The Blueproject Foundation presents the solo exhibition “It's Not What You Think”, by the artist duo Elmgreen & Dragset, which will be shown at Il Salotto from June 7 to October 27, 2019.
“It’s Not What You Think” transforms Il Salotto into a different setting: an abandoned, underground boiler room with tubes crisscrossing the space. The artist duo continues their practice of altering art spaces by turning the white cube gallery room into a location that contrasts the discreet format in which contemporary art is normally presented. Industrial metal tubes of various sizes dominate the space, re-directing visitors’ movements as they must step over, bend under, or walk around the tubes in order to navigate the site.

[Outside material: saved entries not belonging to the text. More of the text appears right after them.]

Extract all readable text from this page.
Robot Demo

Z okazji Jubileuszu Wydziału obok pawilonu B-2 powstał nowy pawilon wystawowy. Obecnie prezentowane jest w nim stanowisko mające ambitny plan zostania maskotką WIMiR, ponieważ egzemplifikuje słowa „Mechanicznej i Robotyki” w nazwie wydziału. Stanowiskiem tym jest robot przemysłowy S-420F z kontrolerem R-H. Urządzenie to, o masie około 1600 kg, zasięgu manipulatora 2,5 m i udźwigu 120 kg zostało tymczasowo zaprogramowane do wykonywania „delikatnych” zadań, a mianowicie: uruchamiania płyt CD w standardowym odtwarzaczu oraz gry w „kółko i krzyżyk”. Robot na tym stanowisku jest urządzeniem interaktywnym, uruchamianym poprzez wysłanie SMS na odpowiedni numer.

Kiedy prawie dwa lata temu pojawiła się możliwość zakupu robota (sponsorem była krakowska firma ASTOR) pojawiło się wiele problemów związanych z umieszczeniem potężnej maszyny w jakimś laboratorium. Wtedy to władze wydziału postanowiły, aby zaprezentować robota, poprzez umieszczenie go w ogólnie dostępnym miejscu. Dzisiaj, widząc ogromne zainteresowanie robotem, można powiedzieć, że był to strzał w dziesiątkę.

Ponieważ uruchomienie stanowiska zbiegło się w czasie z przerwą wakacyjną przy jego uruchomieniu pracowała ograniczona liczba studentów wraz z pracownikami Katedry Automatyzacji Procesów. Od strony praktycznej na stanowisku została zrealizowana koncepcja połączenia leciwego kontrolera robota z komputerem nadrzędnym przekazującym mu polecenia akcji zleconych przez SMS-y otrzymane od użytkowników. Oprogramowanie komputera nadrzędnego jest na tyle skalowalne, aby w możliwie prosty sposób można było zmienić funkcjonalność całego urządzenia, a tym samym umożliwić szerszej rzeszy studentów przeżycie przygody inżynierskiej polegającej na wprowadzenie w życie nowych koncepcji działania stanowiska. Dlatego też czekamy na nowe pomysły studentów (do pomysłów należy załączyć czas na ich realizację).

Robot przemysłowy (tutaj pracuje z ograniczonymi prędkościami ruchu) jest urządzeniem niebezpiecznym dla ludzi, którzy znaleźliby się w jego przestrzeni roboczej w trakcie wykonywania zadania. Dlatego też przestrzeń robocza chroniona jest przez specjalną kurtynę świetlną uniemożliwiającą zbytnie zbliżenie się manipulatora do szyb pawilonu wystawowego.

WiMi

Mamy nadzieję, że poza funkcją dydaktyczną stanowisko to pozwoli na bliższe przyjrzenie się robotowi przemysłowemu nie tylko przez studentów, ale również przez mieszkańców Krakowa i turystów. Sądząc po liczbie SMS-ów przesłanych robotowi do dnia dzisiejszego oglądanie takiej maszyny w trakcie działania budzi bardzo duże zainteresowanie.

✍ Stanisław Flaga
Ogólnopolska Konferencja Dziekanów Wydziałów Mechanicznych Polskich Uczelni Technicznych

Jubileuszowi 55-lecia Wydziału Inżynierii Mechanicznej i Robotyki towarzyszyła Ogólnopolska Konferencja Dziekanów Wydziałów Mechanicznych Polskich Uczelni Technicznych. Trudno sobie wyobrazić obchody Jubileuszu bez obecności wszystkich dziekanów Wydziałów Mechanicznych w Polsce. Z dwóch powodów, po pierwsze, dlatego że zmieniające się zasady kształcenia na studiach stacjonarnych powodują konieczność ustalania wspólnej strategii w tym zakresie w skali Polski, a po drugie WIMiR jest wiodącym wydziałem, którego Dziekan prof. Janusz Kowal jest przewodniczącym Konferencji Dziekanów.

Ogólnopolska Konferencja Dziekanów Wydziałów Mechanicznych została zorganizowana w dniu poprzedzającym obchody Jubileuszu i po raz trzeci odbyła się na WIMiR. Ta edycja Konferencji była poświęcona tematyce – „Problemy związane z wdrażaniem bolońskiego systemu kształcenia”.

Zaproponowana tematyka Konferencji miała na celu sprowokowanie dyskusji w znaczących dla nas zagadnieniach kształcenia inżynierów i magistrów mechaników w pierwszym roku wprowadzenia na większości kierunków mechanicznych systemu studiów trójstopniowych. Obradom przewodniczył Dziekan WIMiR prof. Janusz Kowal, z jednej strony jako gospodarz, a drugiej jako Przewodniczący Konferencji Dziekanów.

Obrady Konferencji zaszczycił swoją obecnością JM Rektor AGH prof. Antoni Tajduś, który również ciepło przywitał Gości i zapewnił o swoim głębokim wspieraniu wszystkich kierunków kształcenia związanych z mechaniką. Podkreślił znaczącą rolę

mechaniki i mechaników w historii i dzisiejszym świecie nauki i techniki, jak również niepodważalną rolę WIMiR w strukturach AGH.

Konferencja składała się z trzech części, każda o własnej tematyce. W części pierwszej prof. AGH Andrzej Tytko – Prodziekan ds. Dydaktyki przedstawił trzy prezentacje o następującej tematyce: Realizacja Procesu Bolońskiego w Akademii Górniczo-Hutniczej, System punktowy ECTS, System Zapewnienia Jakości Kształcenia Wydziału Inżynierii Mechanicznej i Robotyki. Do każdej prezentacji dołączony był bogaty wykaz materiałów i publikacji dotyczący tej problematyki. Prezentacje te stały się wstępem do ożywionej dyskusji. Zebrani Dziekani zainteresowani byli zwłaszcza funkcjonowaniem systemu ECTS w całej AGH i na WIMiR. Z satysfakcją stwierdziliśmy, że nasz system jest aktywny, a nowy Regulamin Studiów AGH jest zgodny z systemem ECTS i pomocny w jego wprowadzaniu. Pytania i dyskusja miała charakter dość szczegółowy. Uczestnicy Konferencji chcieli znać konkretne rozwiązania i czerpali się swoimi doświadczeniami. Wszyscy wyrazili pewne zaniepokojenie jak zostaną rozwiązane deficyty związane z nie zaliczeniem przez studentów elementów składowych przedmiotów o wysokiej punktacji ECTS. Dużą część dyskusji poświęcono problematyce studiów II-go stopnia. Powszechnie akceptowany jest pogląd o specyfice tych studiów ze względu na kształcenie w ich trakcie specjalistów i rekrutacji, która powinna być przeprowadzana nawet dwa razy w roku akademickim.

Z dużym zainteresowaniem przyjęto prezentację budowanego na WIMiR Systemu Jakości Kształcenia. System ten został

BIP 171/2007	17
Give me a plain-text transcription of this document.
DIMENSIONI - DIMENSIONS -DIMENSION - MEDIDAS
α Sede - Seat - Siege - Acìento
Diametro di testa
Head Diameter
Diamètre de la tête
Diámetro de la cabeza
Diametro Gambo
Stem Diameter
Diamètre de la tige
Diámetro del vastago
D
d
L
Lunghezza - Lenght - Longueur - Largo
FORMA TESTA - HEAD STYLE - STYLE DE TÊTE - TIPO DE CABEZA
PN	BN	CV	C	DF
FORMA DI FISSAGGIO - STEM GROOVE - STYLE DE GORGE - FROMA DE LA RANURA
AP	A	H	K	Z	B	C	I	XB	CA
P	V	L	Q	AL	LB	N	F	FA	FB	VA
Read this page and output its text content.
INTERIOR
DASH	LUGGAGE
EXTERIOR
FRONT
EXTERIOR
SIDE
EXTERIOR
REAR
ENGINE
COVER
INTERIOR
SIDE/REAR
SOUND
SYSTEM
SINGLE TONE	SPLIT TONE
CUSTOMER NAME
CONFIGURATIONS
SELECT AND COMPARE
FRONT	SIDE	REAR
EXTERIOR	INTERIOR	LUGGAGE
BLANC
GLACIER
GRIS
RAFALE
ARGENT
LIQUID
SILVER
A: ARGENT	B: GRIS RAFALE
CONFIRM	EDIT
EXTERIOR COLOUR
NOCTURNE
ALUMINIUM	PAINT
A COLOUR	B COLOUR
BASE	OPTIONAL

While the tubes’ pastel colors are colors that can be found in real-life industrial settings, they also correspond to the color tones of food pigments used to coat the pills in some of the latest generations of HIV medicines like Truvada, Atripla, Stribild and Isentress. These pastel colors might appear innocent, even inviting, like candy, camouflaging the toxicity of such medications. The various colors of the pills serve the purpose of indicating and distinguishing the different functions of each pill, not unlike the different colors of industrial tubes, whose color scheme signals if the tubes are used for drainage, steam, heating, or other purposes.
Aesthetically, the installation draws on early Minimalist works by artists such as Michael Asher and Charlotte Posenenske, creating a bodily reference with the means of simple architectural elements. The metal tubes appear to penetrate the floor, walls and support columns, seemingly extending beyond the gallery space itself, as if they were the veins of an organism. Everything in the exhibition “It’s Not What You Think” is based on sets of uncertainties in which nothing is as it appears at first glance. The boiler room is of course just a fiction: the tubes are dysfunctional and the boiler room itself serves as a metaphor for the body as both a biological and cultural product. Within the installation, other works by Elmgreen & Dragset imply traces of human activities with ambiguous narratives. A car seat cast in bronze—titled I must make amends (2019), after the lyrics of Janis Joplin’s song Mercedes Benz—sits abandoned in the space as a leftover, now used as a chair by whoever could be the caretaker of this boiler room. Next to it, After Francis Bacon (2014), combines two readymades: a used tractor tire and a dirty boiler suit. In a nearby corner, one finds a burned-down candle—carved in marble—next to a mattress and some books, which comprise the set for the performance Anywhere (2019).
The melancholic atmosphere in this non-functional boiler room installation at once reflects on a postindustrial reality in which we feel bodily estranged from spaces that were previously based on manual labor, and acts as a reminder of how our bodies themselves have now been reduced from their original role as the core of production in our society to becoming just consumer targets for the pharmaceutical and entertainment industries.